Army General Elly Tumwine says presidential candidates; Amama Mbabazi, Kizza Besigye and Maj Gen Benon Biraaro, are all using NRM ideas in their campaigns.
“Of the 8 candidates, 4 of them; Museveni, Mbabazi, Biraaro and Besigye are talking about NRM ideas,” Tumwine said while appearing on NBS TV morning breeze Monday morning.
Mbabazi, Besigye and Biraaro all took part in Museveni’s bush war.
Tumwine said he was proud of NRM’s 30-year stewardship for providing room for disagreement and harmony for all Ugandans to live together.
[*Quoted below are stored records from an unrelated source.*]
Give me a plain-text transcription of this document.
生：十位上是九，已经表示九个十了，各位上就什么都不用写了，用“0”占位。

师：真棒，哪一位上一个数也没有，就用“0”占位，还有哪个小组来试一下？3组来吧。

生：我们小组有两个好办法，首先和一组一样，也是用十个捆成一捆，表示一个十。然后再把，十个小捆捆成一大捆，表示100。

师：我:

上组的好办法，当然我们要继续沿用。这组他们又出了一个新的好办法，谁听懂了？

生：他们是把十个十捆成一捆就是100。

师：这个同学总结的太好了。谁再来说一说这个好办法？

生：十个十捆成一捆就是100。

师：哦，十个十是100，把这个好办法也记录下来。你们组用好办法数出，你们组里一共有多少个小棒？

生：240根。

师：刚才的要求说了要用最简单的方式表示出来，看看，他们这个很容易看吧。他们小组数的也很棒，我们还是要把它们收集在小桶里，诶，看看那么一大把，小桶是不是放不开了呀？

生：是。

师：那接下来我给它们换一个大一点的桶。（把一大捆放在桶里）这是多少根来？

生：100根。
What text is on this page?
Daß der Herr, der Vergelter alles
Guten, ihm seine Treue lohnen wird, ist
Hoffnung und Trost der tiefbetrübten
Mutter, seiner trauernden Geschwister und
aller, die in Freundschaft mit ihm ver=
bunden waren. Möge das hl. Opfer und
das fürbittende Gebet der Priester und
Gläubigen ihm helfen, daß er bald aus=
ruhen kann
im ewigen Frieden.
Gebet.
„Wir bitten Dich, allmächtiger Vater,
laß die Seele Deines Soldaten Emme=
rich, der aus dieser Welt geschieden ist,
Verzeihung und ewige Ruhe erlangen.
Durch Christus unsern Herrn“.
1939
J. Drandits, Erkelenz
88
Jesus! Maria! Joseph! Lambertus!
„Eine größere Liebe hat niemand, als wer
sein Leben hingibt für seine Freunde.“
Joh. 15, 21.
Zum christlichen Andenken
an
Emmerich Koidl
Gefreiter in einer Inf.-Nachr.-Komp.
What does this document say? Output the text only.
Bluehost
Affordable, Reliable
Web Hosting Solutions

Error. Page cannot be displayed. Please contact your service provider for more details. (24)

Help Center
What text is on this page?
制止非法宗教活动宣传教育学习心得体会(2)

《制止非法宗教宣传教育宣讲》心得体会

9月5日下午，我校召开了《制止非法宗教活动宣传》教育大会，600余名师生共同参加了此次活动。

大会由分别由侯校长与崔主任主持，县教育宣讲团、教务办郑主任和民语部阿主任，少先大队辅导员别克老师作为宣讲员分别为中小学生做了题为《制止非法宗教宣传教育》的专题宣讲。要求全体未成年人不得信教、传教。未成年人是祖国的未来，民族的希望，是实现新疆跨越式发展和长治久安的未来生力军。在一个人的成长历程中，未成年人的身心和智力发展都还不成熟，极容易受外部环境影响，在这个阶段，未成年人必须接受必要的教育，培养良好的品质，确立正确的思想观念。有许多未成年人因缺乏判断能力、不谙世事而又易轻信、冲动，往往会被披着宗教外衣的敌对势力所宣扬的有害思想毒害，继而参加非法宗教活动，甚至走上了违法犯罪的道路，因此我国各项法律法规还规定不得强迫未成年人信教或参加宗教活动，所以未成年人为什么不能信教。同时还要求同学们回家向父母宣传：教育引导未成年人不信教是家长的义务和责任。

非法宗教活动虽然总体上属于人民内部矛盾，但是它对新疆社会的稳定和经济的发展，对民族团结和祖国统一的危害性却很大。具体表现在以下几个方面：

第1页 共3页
“As per our 10 point program, one point has less marks than others; fight against corruption. We did well in first 10 years.”
He said today, Ugandans are spending more time and effort on talking about corruption than fighting it.
“Ugandans are focusing less on solutions and more on replacing one person with another.”
Gen. Tumwine cited Egypt and Libya that were eager for change but never sat down to plan beyond change of government.
“I’m proud of the NRM Revolution’s achievements that include peace and stability and freedom for all.”
He added: “Uganda is democratic. In fact, we are over democratic. But there have been mistakes made by individuals.”
Tumwine said there can never be movement without resistance.
He said all the presidential candidates in the 2016 race want to make Uganda better but insisted there will never be a perfect situation or 100% success.
Tumwine also said there has never been a succession queue in NRM.
“Back in the bush, who knew they would be alive?”
This is in reference to Besigye who once said Mbabazi accused him of trying to jump the queue to State House.
“We have never discussed a “queue” in the NRM. Whoever talked about the queue was merely positioning own interests,” Tumwine explained.
NRM can improve
Gen Tumwine said there is nobody who is beyond reproach and nobody is perfect.
“All of us are human beings. The biggest room in the world is the room for improvement.”
He said people were spending a lot of time discussing individuals instead of the NRM revolution.
“NRM is a “river” that is not about to dry up. We have had individuals who’ve disagreed and left but more are joining.”
He said NRM is celebrating 30 years of nurturing Uganda from the time when she wasn’t unable to do certain things up to now.
“What is important is not the things we leave behind for our children but what we leave in them. Values.”
“The theme is about 30 years of care; how we have managed to look after Uganda in 30 years. They should even be 35 years.
Most of the time, for 5 years, in the bush, Tumwine said, the fighters constantly asked themselves about where they were and where they were headed.